EQUINE METABOLIC SYNDROME
EQUINE METABOLIC SYNDROME (EMS) is one of the most common diseases we see in practice. When horses get too fat, they develop metabolic changes similar to those that overweight humans get with TYPE 2 DIABETES. Obesity may lead to what we call "inappropriate fat deposits." In horses, these develop in the crest of the neck, behind the shoulders and beside the tail head. In both horses and humans it used to be believed that fat was simply a storage organ, however we now understand that the cells found in inappropriate fat storage areas produce hormones interfering with how the body uses insulin, causing INSULIN DYSREGULATION. This in turn affects the way the body handles glucose (sugar) at a cellular level. Affected horses also get elevated insulin and CORTISOL, a hormone from the adrenal gland.
The most serious side effect from INSULIN DYSREGULATION in horses is LAMINITIS. You might know of situations where horses have overeaten on lush grass or eaten too much grain and developed laminitis. The metabolic changes in such cases are pretty similar to what we see in EMS. In fact obese horses with EMS can often very easily develop laminitis with even small amounts of extra sugar from feeds. There are numerous causes of laminitis, but regardless of the exact cause, horses with EMS will be very much more susceptible.
So why does this occur? Animals all have different metabolisms, but simply put, if a horse is obese, it is eating more food than it is burning up. Energy requirements vary with breed, genetics, age, body type and work level. We certainly see it following family lines. Another factor is that often our pastures or hays contain too much energy for the easy life most horses live. Wild horses that typically eat low quality feeds and have been observed to move up to 50 km each day as they graze and move about for food and water.

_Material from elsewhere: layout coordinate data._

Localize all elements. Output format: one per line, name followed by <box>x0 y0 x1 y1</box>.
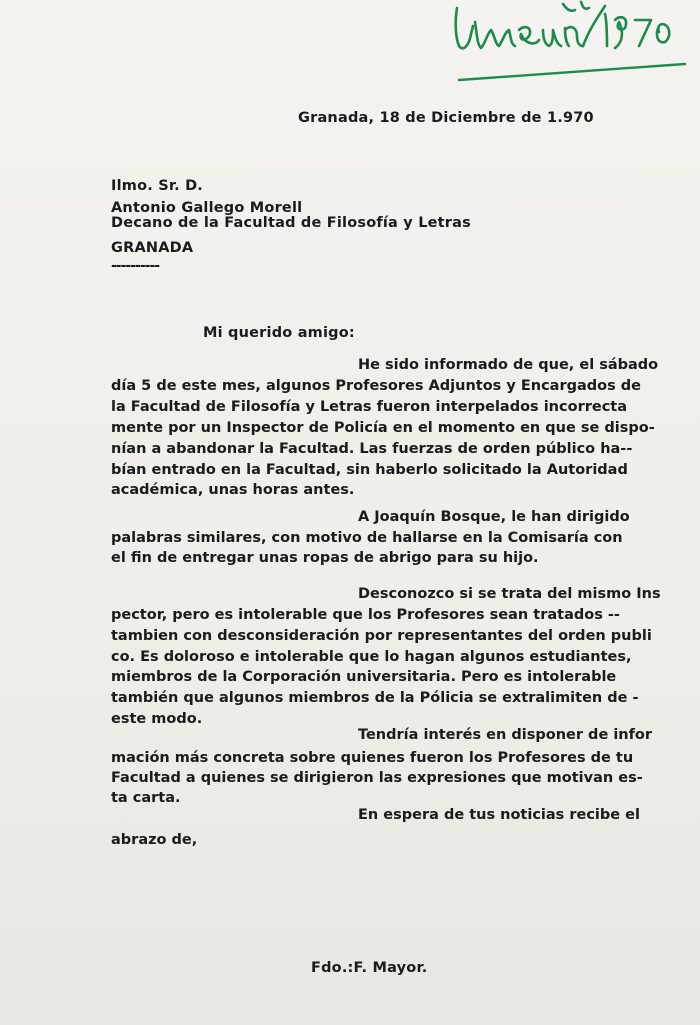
recipient-title: Ilmo. Sr. D. <box>111 178 204 194</box>
recipient-underline: ---------- <box>111 258 160 274</box>
recipient-name: Antonio Gallego Morell <box>111 200 303 216</box>
paragraph-4-line: ta carta. <box>111 790 181 806</box>
recipient-position: Decano de la Facultad de Filosofía y Letras <box>111 215 471 231</box>
date-line: Granada, 18 de Diciembre de 1.970 <box>298 110 594 126</box>
salutation: Mi querido amigo: <box>203 325 355 341</box>
closing-line: En espera de tus noticias recibe el <box>358 807 640 823</box>
paragraph-1-line: académica, unas horas antes. <box>111 482 355 498</box>
signature: Fdo.:F. Mayor. <box>311 960 428 976</box>
paragraph-3-line: pector, pero es intolerable que los Profesores sean tratados -- <box>111 607 620 623</box>
paragraph-1-line: la Facultad de Filosofía y Letras fueron interpelados incorrecta <box>111 399 628 415</box>
paragraph-2-line: A Joaquín Bosque, le han dirigido <box>358 509 630 525</box>
paragraph-3-line: Desconozco si se trata del mismo Ins <box>358 586 661 602</box>
paragraph-3-line: este modo. <box>111 711 203 727</box>
recipient-city: GRANADA <box>111 240 194 256</box>
paragraph-3-line: miembros de la Corporación universitaria. Pero es intolerable <box>111 669 617 685</box>
paragraph-3-line: tambien con desconsideración por representantes del orden publi <box>111 628 652 644</box>
paragraph-3-line: también que algunos miembros de la Pólicia se extralimiten de - <box>111 690 639 706</box>
handwritten-annotation <box>445 0 690 90</box>
paragraph-1-line: mente por un Inspector de Policía en el momento en que se dispo- <box>111 420 655 436</box>
paragraph-4-line: Tendría interés en disponer de infor <box>358 727 653 743</box>
paragraph-1-line: día 5 de este mes, algunos Profesores Adjuntos y Encargados de <box>111 378 641 394</box>
paragraph-1-line: He sido informado de que, el sábado <box>358 357 659 373</box>
paragraph-1-line: bían entrado en la Facultad, sin haberlo solicitado la Autoridad <box>111 462 628 478</box>
paragraph-3-line: co. Es doloroso e intolerable que lo hagan algunos estudiantes, <box>111 649 632 665</box>
paragraph-1-line: nían a abandonar la Facultad. Las fuerzas de orden público ha-- <box>111 441 633 457</box>
paragraph-4-line: Facultad a quienes se dirigieron las expresiones que motivan es- <box>111 770 643 786</box>
paragraph-2-line: el fin de entregar unas ropas de abrigo para su hijo. <box>111 550 539 566</box>
paragraph-4-line: mación más concreta sobre quienes fueron los Profesores de tu <box>111 750 634 766</box>
closing-line: abrazo de, <box>111 832 198 848</box>
paragraph-2-line: palabras similares, con motivo de hallarse en la Comisaría con <box>111 530 623 546</box>
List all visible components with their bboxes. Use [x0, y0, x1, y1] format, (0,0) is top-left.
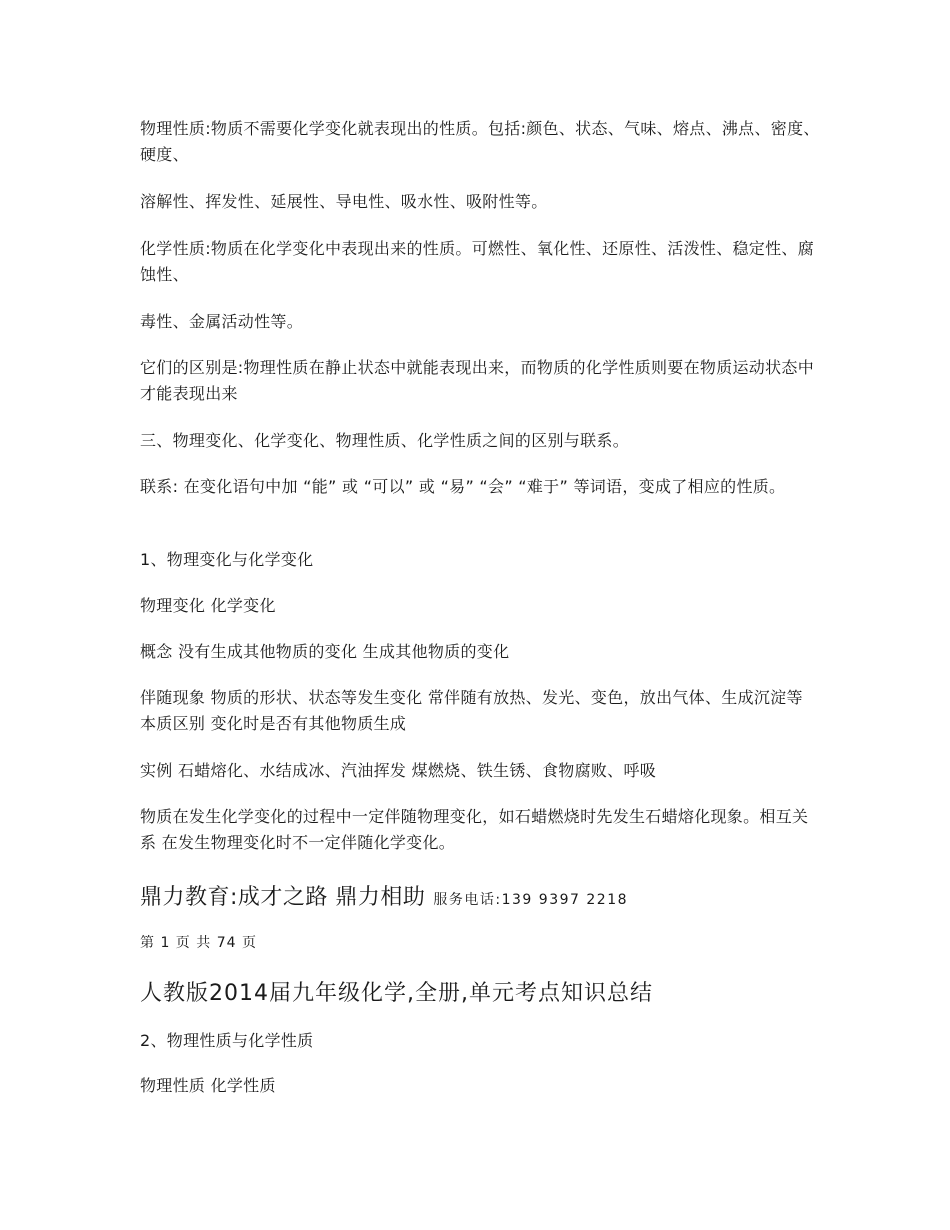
table-row-examples: 实例 石蜡熔化、水结成冰、汽油挥发 煤燃烧、铁生锈、食物腐败、呼吸: [140, 761, 657, 780]
paragraph-relation: 联系: 在变化语句中加 “能” 或 “可以” 或 “易” “会” “难于” 等词语，变成了相应的性质。: [140, 477, 786, 496]
paragraph-physical-properties-cont: 溶解性、挥发性、延展性、导电性、吸水性、吸附性等。: [140, 192, 548, 211]
page-number: 第 1 页 共 74 页: [140, 935, 257, 951]
paragraph-physical-properties: 物理性质:物质不需要化学变化就表现出的性质。包括:颜色、状态、气味、熔点、沸点、密度、硬度、: [140, 119, 820, 164]
footer-brand: 鼎力教育:成才之路 鼎力相助: [140, 885, 426, 910]
table-row-phenomena: 伴随现象 物质的形状、状态等发生变化 常伴随有放热、发光、变色，放出气体、生成沉淀等 本质区别 变化时是否有其他物质生成: [140, 688, 803, 733]
paragraph-difference: 它们的区别是:物理性质在静止状态中就能表现出来，而物质的化学性质则要在物质运动状态中才能表现出来: [140, 358, 814, 403]
subheading-properties: 2、物理性质与化学性质: [140, 1031, 314, 1050]
table-header-properties: 物理性质 化学性质: [140, 1076, 276, 1095]
table-row-concept: 概念 没有生成其他物质的变化 生成其他物质的变化: [140, 642, 510, 661]
page-footer: [140, 880, 820, 911]
paragraph-mutual-relation: 物质在发生化学变化的过程中一定伴随物理变化，如石蜡燃烧时先发生石蜡熔化现象。相互关系 在发生物理变化时不一定伴随化学变化。: [140, 807, 809, 852]
subheading-change: 1、物理变化与化学变化: [140, 550, 314, 569]
paragraph-chemical-properties: 化学性质:物质在化学变化中表现出来的性质。可燃性、氧化性、还原性、活泼性、稳定性、腐蚀性、: [140, 239, 814, 284]
table-header-change: 物理变化 化学变化: [140, 596, 276, 615]
section-heading-three: 三、物理变化、化学变化、物理性质、化学性质之间的区别与联系。: [140, 431, 630, 450]
footer-phone: 服务电话:139 9397 2218: [433, 892, 629, 908]
paragraph-chemical-properties-cont: 毒性、金属活动性等。: [140, 312, 304, 331]
page-header-title: 人教版2014届九年级化学,全册,单元考点知识总结: [140, 981, 653, 1006]
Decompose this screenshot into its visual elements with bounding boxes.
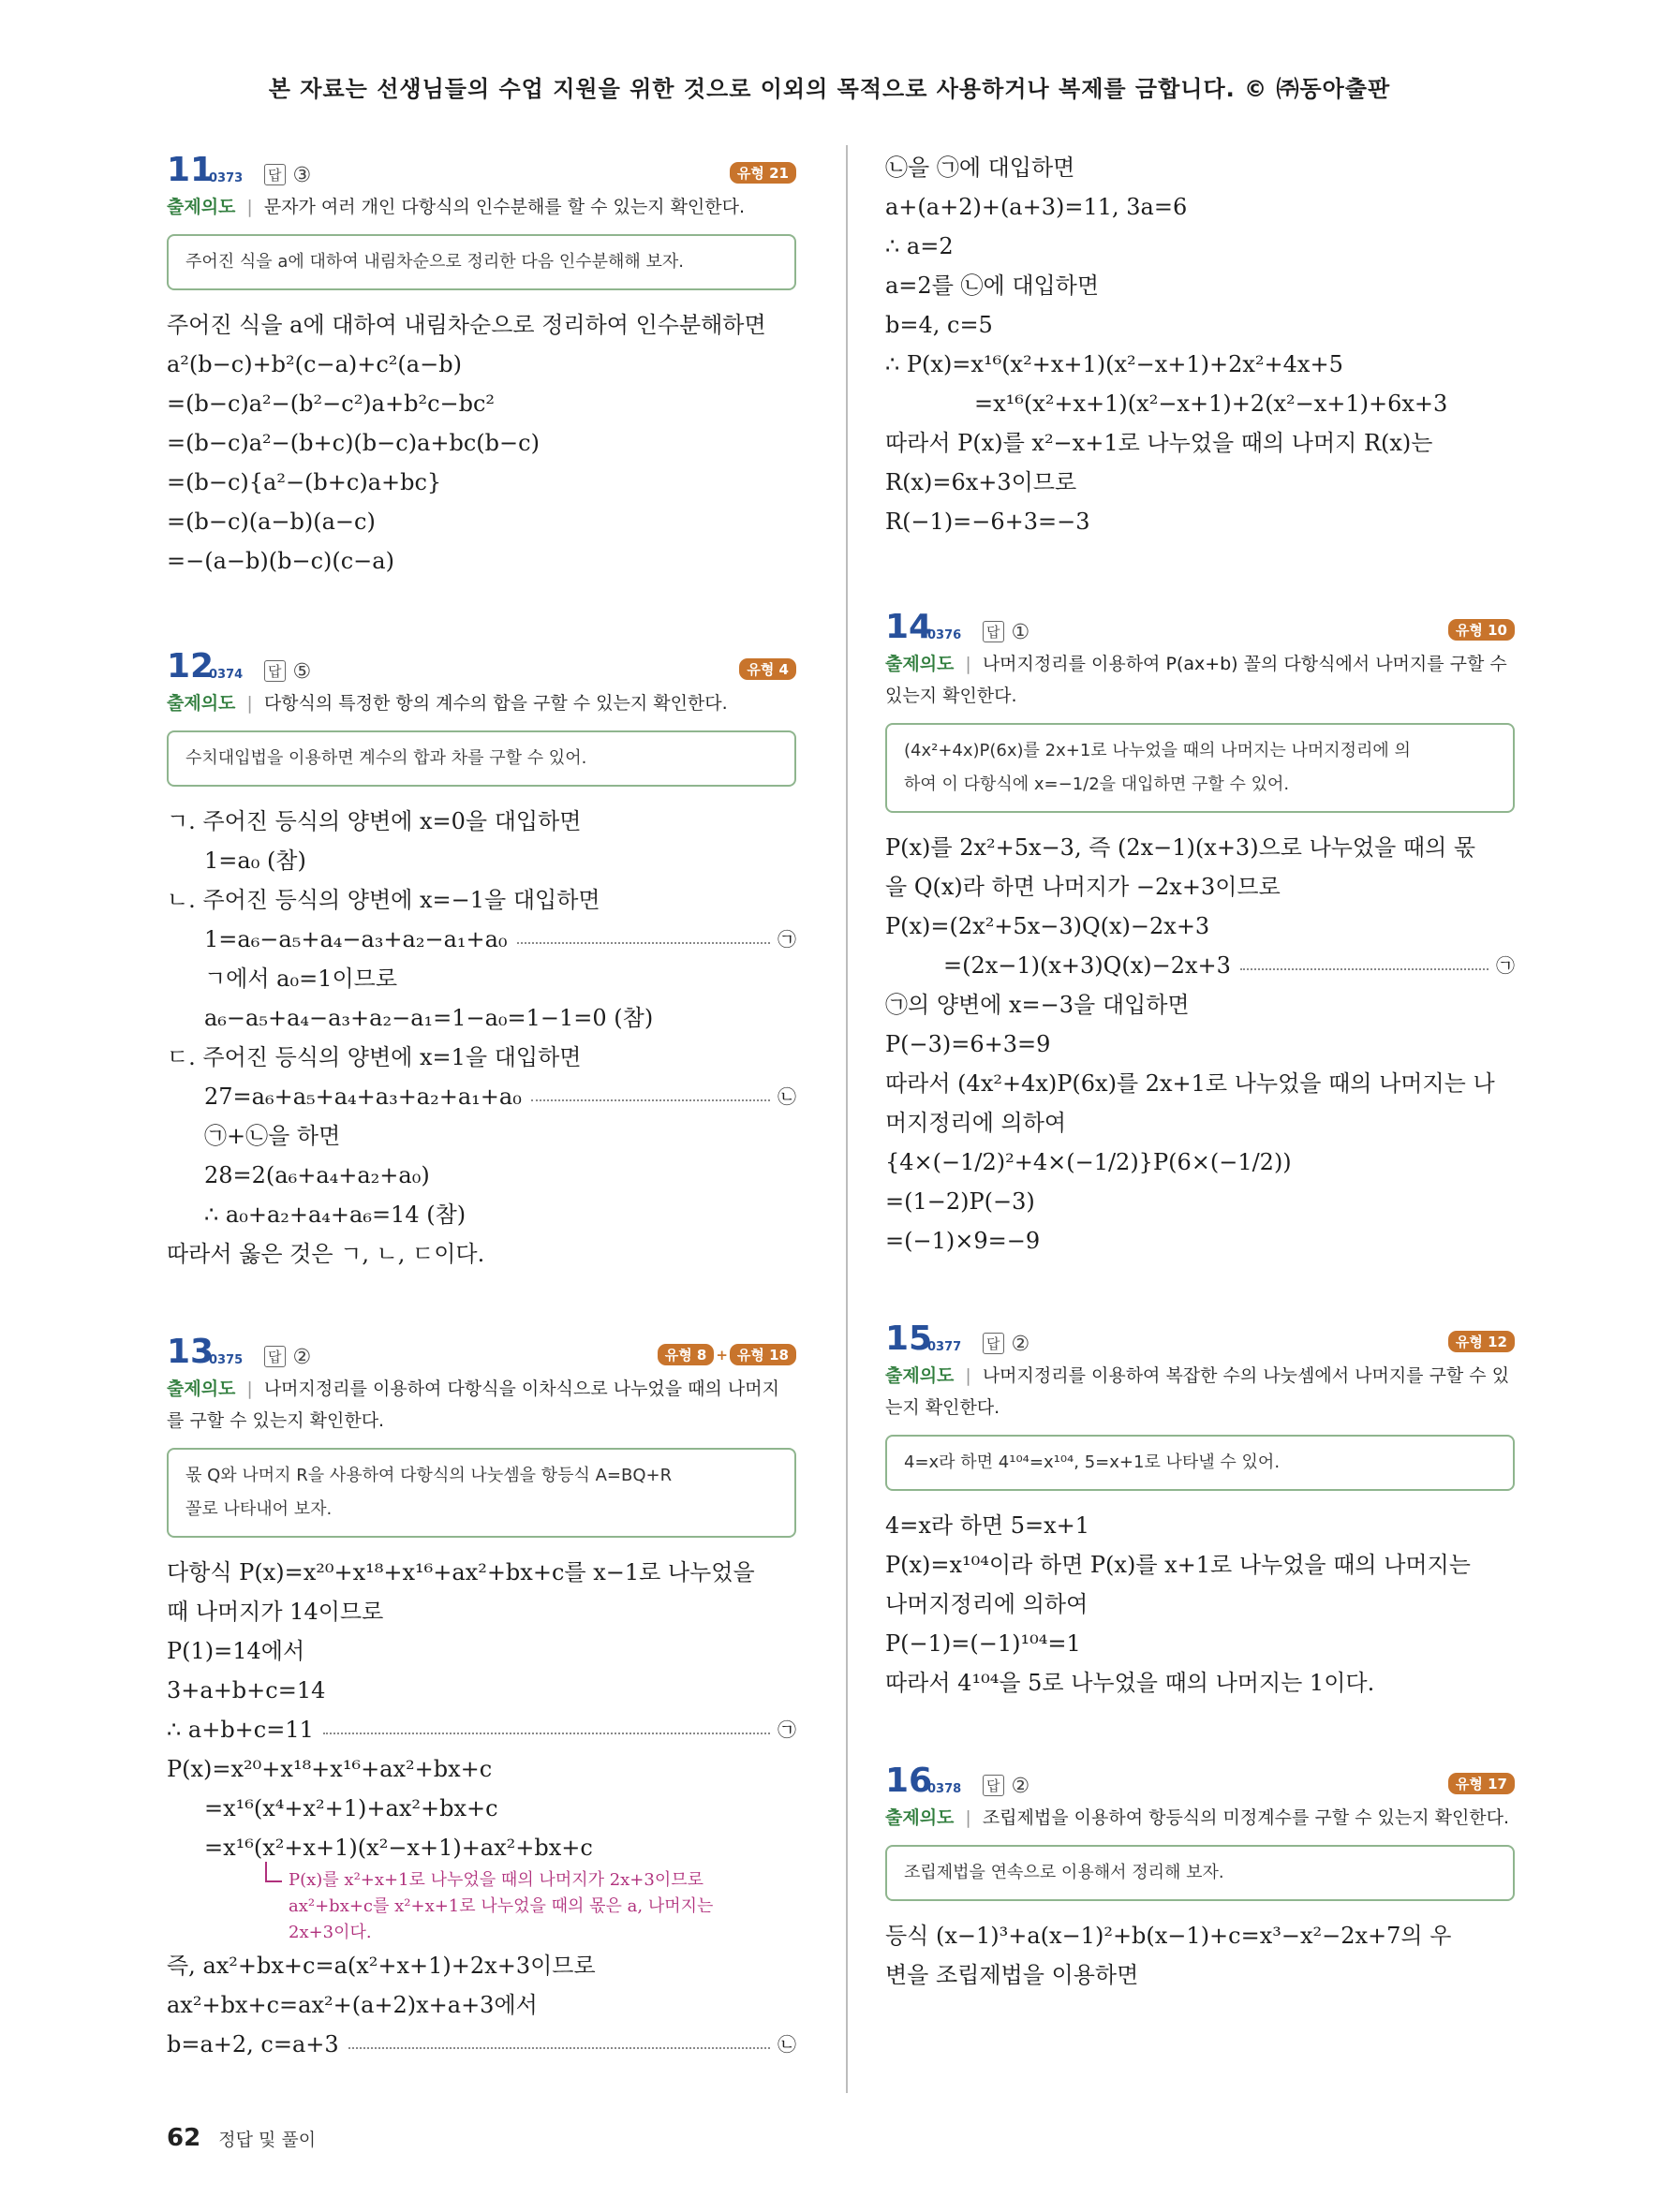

Obviously prevention is the key, but what can be done once your horse is obese and has EMS ? WEIGHT LOSS is the solution. This can only be accomplished by decreasing calories and increasing exercise (sound familiar?) Feed intake will need to be strictly controlled and hopefully the horse has not yet developed laminitis so it can be exercised to burn up fat. ONLY WHEN THE HORSE HAS BURNED UP THE INAPPROPRIATE FAT DEPOSITS WILL THE EMS STATE BE CORRECTED.
As we know, dieting is not easy. First you need to find some LOW SUGAR HAY. Many good hay producers now test their hay. You will need to weigh your feed at first and soaking your hay in water for a few hours then pouring off the water will further reduce the sugar content by as much as 30%. You will need to ruthlessly REDUCE THE AMOUNT OF FEED! Feed ABSOLUTELY NO TREATS!!!!!
EXERCISE your horse as much as possible. The best way to monitor progress is to measure the girth of the neck with a tape measure. In severe cases, including those that already have sore feet, we may put them on medication to rev up their metabolism so that they burn up more calories. We like to examine these horses and discuss a plan with you.